Problem: In the diagram below, points $A$, $B$, $C$, and $P$ are situated so that $PA=2$, $PB=3$, $PC=4$, and $BC=5$. What is the maximum possible area of $\triangle ABC$? [asy]
defaultpen(linewidth(0.8)); size(150);
pair B = (0,0), C = (5,0), A = (2,3), P = (2.2,2);
draw(A--B--C--cycle^^B--P^^C--P^^A--P);
label("$A$",A,N); label("$B$",B,S); label("$C$",C,S); label("$P$",P,S);
[/asy]
Explanation: We first observe that by the Pythagorean theorem $\triangle PBC$ must be a right triangle with right angle at $P$, since $PB=3$, $PC=4$, and $BC=5$.

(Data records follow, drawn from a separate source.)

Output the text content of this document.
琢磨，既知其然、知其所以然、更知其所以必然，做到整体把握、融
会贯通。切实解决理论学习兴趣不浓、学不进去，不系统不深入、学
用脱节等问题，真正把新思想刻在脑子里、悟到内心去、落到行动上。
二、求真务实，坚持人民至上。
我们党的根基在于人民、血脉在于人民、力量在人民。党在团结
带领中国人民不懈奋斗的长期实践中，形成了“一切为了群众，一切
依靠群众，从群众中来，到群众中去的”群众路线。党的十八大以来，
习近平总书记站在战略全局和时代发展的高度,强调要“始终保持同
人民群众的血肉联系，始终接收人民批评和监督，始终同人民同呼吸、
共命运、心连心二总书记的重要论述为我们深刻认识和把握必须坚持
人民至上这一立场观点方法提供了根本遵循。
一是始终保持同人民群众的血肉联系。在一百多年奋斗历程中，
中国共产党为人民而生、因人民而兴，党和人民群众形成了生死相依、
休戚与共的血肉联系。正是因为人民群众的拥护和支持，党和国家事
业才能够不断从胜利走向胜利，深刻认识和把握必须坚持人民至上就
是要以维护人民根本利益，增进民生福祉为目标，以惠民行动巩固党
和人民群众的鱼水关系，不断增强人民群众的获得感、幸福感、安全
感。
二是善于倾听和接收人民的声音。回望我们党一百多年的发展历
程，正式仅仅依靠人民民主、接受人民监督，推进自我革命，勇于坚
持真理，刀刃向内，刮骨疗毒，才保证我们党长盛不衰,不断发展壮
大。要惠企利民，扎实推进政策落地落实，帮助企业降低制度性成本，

$[\triangle PBC]=\frac{1}{2}(3)(4) = 6=\frac{1}{2}(PH)(5)$. Hence, the altitude $\overline{PH}$ from $P$ to $\overline{BC}$ has length $\frac{12}{5}$. Let $h$ be the length of the altitude from $A$ to $\overline{BC}$. Then $[\triangle ABC] = \frac{1}{2}(h)(5)$, so the area is maximized when $A$ is most high above $\overline {BC}$. Since $AP=2$, maximization occurs when $A$ is directly over $P$, leading to a height of $h=\frac{12}{5}+2=\frac{22}{5}$. In this case, \[[\triangle ABC] = \frac{1}{2} \left( \frac{22}{5} \right)(5)=\boxed{11}.\]